Speakers at the library panel

On February 10, 2026, three Lane County farmers gathered at the Eugene Public Library to talk honestly about what it means to grow food close to home. While they all expressed joy at being able to grow food, the picture they painted was more complicated than a farmers market brochure might suggest.

Brennan of Rainbow Acres Community Farm in Saginaw, Chris from Ruby and Amber’s Organic Farm in Dorena, and Randy, an urban gardener and community garden organizer, shared their knowledge. Brennan walked the audience through what they have to spend to keep things going or get started, such as to implement a chicken coop, fencing, feed costs, combined with the fact that you won’t sell an egg for the first six months.
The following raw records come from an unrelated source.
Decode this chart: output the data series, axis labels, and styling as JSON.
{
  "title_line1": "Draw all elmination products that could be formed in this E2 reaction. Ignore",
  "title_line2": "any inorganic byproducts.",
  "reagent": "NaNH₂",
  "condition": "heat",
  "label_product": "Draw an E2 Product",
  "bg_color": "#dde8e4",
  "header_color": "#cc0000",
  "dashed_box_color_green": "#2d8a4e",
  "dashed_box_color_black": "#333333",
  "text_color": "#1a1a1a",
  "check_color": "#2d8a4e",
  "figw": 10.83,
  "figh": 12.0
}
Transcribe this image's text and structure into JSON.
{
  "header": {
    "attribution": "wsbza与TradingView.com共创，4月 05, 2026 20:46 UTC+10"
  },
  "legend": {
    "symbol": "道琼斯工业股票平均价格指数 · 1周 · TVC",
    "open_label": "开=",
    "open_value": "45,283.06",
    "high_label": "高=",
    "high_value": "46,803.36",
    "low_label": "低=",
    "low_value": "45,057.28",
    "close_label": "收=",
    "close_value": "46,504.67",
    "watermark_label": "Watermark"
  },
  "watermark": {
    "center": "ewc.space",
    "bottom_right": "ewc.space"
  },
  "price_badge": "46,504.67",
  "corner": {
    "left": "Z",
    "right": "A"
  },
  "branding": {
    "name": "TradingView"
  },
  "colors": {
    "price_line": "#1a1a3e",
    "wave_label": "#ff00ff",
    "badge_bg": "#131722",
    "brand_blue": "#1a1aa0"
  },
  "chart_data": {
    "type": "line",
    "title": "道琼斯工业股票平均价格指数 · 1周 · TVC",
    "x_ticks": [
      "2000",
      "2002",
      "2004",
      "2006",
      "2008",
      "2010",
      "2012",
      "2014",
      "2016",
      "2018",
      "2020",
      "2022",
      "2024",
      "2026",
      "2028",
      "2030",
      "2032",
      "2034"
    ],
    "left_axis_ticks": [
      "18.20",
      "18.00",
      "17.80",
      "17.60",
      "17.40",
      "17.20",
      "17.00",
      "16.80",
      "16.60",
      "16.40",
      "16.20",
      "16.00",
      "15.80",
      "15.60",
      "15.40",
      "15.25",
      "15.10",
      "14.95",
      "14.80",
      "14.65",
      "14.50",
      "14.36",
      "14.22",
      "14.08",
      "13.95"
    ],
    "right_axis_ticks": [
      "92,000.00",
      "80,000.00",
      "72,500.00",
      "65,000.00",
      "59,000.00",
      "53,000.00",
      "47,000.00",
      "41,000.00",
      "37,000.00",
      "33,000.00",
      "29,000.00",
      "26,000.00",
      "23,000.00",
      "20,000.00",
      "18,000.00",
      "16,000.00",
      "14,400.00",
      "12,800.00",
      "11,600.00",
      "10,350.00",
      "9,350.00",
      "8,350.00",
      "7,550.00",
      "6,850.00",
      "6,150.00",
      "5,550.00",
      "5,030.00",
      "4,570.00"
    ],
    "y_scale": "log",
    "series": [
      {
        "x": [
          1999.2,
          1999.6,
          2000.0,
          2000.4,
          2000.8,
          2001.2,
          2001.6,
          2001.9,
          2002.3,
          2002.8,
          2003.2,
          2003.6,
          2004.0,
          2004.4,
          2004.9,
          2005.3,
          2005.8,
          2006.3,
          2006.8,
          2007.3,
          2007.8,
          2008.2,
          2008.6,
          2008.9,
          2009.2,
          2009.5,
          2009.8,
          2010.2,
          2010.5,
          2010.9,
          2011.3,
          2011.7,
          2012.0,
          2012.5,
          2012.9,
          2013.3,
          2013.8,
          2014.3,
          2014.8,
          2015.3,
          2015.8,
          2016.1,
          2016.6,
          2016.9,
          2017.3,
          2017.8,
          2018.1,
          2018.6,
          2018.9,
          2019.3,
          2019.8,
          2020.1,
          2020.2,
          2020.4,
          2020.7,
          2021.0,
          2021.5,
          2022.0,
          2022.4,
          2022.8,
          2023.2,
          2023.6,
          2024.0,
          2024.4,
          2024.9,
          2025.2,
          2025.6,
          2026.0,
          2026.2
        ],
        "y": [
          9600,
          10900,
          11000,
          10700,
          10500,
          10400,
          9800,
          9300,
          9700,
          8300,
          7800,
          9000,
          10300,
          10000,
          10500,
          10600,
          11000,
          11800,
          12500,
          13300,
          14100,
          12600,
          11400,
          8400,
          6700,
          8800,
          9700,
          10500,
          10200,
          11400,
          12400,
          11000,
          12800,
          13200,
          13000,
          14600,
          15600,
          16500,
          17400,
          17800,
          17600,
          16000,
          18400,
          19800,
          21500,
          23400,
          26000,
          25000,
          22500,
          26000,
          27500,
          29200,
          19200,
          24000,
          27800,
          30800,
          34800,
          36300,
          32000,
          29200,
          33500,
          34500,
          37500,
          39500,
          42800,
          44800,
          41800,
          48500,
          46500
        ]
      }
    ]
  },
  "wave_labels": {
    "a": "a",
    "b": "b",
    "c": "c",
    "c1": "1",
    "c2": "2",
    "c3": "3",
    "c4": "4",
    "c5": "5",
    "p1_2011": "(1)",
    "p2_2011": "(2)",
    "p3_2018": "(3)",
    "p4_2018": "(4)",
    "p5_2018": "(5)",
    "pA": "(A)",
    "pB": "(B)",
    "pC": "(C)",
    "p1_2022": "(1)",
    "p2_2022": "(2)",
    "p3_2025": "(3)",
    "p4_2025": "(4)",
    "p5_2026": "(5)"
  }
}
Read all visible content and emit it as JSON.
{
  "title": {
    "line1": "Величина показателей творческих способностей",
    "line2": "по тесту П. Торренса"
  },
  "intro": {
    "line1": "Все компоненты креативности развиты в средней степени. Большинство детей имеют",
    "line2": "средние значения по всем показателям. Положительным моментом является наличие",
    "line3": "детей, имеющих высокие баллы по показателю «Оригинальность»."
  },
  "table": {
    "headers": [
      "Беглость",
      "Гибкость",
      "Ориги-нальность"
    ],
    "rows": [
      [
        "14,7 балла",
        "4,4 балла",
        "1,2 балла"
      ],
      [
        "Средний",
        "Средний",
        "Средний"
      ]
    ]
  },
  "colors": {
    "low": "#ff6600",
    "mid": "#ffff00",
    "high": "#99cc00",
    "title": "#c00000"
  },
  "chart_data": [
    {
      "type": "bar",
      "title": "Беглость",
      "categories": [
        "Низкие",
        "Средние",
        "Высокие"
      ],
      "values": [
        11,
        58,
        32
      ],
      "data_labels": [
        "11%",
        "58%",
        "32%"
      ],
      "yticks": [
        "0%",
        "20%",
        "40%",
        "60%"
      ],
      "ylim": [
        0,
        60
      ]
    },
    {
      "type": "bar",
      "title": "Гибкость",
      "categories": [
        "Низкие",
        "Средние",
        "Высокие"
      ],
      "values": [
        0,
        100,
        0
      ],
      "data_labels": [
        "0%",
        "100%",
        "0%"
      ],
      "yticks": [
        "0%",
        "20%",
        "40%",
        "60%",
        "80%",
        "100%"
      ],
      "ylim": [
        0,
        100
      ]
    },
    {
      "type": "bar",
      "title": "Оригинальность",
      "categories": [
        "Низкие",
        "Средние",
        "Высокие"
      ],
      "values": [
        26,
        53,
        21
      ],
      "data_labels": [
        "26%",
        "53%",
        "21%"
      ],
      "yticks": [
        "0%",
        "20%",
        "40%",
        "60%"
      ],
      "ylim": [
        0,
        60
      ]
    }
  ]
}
Chris, who farmed for more than 25 years, added that regulatory burden eats time that farmers would rather spend farming.

But the conversation kept returning to something everyone felt was important: community. Chris described selling for two decades at the Farmers Market by getting to watch customers grow up, get married, and have kids. “The social fabric there was amazing,” she said. Brennan said local food systems need community support during ordinary, every day times, not just when there’s some sort of a crisis.

The panelists also nudged the audience to think more carefully about what “local food” actually means. This might not just food grown nearby, but can have a more broad meaning to refer to food that is native to this land, with a history here. Randy pointed toward the importance of people knowing how to forage and understanding native edible plants.

One of the most important actions a person can take who wants more food security and to support more local food is to start a garden. Start small with square-foot gardening. Create compost so you can add that to your garden. Find a mentor. Grow what you love, and learn to save seeds. Chris called seed saving “our future.”

And why do they keep at it, despite the economics, the regulations, the uncertainty? Chris put it this way: Fresh-picked food from your own garden is better quality than what even the richest or most powerful people in the world can get.